In January 1948, an engineer working on the Grazier, a QCL-contracted steamer, drowned after the boat capsized in the bay. The 207-ton steamer was half-laden with coral at the time, and was struck by two large waves in otherwise normal conditions. A Harbours and Marine inquiry found no wrongdoing, and much of the ship was salvaged in 1949. Remnants of the wooden wreck reportedly remained as recently as 1997, but have since disappeared.

Beginning in 1947, despite the enormous reserves available to the company within the area circumscribed by the original license, QCL sought to expand their rights to the island. The company's original license, granted in 1932, allowed exclusive use of the island within the area encompassed by a 10-foot contour, the line along the seabed where the water was 10 feet deep at low tide. QCL had little respect for this boundary, and the majority of its dredging activity prior to 1948 took place outside the 10-foot contour. Despite this contravention, in 1956, the Queensland government removed the fourteen-year limit of the lease imposed by the Fish and Oyster Acts, and expanded the available dredging area to a 25-foot contour. By this time, QCL had bought and converted a LST 3022 tank landing ship into a 'mighty' 10'000 ton suction dredge called 'the Coral.

In concert with the carrier Cementco, which transported the coral to Oxley, QCL was able to continue to increase its extraction capacity. By the 1990s, QCL had dredged and removed 74% of the open reef flat around Mud Island, with just a small section in the southwest remaining. The material removed over the course of the mining operation constituted more than half of the island and its reef, originally was as large as 12 km^{2}, reduced today to 4.24 km^{2}. By the time operations ceased in 1997, approximately 39 million tonnes of coral had been removed from Moreton Bay at large by the company.

In 1997, the Queensland Government decided not to extend or grant further license to dredge coral from the bay, following pressure from community groups such as the Rivermouth Action Group.
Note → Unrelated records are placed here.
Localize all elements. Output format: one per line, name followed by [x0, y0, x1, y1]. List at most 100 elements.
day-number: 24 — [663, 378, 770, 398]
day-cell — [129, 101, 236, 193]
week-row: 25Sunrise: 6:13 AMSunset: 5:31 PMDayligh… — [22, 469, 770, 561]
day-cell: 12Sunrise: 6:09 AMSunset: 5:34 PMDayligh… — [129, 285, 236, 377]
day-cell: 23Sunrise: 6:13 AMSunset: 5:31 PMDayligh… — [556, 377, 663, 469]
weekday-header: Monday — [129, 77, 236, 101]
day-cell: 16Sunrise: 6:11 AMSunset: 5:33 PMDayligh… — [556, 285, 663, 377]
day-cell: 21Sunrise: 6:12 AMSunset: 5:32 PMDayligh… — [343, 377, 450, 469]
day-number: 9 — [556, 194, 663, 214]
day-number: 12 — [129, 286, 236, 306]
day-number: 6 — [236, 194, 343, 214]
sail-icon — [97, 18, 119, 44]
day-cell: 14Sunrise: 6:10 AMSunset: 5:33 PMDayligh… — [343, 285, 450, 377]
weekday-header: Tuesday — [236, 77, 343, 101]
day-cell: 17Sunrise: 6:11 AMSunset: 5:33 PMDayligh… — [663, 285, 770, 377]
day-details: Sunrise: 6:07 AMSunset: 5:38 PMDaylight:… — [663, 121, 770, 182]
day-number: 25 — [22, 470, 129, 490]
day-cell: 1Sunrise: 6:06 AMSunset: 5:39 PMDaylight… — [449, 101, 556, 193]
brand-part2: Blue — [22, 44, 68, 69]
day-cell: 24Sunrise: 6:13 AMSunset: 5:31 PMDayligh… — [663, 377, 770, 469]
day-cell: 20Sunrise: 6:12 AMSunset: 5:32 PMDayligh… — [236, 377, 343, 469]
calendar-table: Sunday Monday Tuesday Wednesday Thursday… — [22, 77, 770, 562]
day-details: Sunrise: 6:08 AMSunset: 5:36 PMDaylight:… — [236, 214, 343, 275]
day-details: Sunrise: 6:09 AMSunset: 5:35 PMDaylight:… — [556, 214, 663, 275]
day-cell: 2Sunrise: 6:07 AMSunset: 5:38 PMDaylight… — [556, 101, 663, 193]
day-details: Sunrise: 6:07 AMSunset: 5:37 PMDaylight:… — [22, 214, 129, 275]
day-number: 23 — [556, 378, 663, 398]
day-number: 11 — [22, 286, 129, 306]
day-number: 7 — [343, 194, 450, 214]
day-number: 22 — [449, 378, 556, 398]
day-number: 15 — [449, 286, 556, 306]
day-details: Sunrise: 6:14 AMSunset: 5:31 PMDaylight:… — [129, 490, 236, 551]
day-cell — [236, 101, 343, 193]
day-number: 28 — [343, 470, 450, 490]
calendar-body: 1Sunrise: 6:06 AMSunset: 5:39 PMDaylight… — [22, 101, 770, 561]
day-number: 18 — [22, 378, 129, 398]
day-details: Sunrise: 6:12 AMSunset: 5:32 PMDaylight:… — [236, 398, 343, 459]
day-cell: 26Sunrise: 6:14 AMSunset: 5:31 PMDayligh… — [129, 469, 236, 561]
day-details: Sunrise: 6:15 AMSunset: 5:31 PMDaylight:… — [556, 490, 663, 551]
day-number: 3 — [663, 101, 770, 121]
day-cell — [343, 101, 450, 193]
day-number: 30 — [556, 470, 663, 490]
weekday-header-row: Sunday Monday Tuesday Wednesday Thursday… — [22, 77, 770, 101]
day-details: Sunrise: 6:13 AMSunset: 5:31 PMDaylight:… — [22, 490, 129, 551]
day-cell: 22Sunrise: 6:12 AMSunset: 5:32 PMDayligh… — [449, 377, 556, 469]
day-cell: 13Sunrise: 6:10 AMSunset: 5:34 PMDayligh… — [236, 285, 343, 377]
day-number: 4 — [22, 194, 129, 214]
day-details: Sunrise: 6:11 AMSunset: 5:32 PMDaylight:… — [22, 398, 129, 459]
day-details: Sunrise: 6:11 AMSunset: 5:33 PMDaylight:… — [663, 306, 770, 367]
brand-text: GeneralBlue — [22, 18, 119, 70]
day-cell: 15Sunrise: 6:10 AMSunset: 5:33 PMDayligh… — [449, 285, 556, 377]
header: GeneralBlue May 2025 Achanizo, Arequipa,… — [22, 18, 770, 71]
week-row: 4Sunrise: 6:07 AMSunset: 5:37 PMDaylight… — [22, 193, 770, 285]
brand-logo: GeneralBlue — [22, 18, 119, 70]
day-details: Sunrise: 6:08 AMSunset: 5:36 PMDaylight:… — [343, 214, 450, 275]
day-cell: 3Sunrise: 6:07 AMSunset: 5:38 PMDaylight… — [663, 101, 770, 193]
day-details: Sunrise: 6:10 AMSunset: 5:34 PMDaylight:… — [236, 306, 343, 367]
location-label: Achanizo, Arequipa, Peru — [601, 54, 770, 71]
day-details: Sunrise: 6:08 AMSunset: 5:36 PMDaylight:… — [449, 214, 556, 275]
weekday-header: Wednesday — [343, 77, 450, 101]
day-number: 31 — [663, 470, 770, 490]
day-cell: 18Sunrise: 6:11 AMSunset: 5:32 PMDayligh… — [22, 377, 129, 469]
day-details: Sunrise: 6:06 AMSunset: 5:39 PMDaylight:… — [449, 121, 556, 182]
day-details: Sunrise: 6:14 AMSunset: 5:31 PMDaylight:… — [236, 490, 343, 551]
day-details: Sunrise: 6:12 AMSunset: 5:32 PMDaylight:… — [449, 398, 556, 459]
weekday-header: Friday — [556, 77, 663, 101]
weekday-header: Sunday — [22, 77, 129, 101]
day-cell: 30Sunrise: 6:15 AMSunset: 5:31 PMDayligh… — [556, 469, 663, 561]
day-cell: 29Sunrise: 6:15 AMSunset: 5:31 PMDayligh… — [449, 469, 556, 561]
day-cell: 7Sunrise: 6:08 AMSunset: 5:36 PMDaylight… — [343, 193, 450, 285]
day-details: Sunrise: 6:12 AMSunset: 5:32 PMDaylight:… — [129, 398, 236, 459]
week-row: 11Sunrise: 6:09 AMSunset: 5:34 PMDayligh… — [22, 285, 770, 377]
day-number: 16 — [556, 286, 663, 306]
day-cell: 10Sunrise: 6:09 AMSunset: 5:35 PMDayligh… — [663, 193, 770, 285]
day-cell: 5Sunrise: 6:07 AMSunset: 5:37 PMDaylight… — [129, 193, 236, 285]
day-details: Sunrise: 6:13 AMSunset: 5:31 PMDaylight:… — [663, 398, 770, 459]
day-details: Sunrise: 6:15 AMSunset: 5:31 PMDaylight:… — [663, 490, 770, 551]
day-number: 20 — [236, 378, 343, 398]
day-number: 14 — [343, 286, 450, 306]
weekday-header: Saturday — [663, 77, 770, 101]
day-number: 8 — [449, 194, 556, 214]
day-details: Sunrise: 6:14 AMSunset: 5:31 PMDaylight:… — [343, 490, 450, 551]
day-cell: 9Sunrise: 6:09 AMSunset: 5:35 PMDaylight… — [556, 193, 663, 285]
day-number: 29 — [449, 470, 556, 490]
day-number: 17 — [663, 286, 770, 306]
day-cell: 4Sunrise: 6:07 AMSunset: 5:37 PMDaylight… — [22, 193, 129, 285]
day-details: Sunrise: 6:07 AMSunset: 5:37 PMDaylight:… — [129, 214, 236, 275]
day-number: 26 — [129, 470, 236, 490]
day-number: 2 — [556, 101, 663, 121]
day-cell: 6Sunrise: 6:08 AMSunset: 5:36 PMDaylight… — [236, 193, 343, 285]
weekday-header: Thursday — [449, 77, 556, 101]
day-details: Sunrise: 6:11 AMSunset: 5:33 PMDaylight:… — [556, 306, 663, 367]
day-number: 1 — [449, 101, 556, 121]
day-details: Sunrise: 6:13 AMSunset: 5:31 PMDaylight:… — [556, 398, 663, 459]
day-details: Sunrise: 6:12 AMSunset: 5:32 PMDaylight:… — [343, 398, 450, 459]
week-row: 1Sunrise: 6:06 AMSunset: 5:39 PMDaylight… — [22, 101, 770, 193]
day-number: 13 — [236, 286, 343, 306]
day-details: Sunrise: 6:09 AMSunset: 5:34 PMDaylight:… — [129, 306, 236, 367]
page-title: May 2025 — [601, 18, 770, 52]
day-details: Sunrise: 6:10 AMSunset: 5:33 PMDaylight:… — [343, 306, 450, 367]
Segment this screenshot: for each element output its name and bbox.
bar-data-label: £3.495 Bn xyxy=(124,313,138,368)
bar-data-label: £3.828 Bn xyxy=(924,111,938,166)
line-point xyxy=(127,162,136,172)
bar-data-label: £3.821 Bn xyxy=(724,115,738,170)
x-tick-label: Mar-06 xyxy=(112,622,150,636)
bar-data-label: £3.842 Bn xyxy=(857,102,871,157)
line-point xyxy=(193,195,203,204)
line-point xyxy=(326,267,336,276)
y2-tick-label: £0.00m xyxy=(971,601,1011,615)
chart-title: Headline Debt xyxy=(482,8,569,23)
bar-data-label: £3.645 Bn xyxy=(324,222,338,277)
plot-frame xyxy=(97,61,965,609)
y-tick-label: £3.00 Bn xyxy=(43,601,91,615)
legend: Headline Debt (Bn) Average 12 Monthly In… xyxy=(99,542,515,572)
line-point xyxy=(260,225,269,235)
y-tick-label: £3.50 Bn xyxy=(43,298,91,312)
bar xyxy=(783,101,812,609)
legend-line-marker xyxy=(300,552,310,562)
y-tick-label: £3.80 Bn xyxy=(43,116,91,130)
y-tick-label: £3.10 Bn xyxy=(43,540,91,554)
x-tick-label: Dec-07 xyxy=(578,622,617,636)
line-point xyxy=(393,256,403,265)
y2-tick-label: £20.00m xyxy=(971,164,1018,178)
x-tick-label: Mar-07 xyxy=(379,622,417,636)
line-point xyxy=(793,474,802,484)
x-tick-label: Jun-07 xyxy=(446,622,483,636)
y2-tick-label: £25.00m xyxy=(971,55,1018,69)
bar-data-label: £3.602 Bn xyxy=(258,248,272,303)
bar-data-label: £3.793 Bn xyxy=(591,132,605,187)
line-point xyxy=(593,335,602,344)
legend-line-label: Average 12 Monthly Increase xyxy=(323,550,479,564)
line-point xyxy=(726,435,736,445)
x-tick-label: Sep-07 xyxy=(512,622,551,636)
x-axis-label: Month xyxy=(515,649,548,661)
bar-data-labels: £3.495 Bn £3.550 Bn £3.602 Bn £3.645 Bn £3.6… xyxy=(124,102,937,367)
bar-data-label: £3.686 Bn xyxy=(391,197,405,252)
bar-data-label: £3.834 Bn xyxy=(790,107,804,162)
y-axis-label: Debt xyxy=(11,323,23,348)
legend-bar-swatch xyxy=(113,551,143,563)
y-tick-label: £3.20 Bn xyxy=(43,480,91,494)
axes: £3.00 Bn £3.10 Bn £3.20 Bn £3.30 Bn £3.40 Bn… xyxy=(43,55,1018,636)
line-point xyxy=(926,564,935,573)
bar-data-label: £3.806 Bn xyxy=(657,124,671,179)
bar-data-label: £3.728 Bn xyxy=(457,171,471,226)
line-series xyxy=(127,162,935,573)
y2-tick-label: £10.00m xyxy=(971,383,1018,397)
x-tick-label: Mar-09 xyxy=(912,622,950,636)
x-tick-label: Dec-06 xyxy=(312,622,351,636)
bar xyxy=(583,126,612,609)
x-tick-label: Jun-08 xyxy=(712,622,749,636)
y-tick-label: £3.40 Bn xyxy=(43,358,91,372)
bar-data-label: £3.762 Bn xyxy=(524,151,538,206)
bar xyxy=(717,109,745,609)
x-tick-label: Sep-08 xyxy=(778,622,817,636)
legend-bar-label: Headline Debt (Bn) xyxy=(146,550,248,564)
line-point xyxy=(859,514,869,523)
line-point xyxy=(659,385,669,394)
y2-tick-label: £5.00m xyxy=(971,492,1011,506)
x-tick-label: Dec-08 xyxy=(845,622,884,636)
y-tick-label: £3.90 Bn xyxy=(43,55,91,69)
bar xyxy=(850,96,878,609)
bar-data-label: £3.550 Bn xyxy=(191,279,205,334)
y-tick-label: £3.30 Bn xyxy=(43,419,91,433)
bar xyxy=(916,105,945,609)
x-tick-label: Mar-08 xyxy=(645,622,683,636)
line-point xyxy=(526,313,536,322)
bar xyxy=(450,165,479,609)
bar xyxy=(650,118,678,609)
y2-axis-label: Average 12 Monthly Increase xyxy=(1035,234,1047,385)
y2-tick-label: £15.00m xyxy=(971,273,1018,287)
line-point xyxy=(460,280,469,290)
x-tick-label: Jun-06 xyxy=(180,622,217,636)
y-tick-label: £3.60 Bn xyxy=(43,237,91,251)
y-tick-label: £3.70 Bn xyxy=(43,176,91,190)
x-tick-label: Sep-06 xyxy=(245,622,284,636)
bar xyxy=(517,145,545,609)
In 1989, QCL had won extended rights over St Helena, Green Island, and Empire Point, prompting community outrage over the 'substantial and irreversible' environmental damage caused, and threatened, by the company. In response, the Goss government promised in 1995 that the QCL Darra factory would be "closed as soon as practicable", and dredging licenses in Moreton Bay were not renewed. In 2000, the island was designated as a conservation park.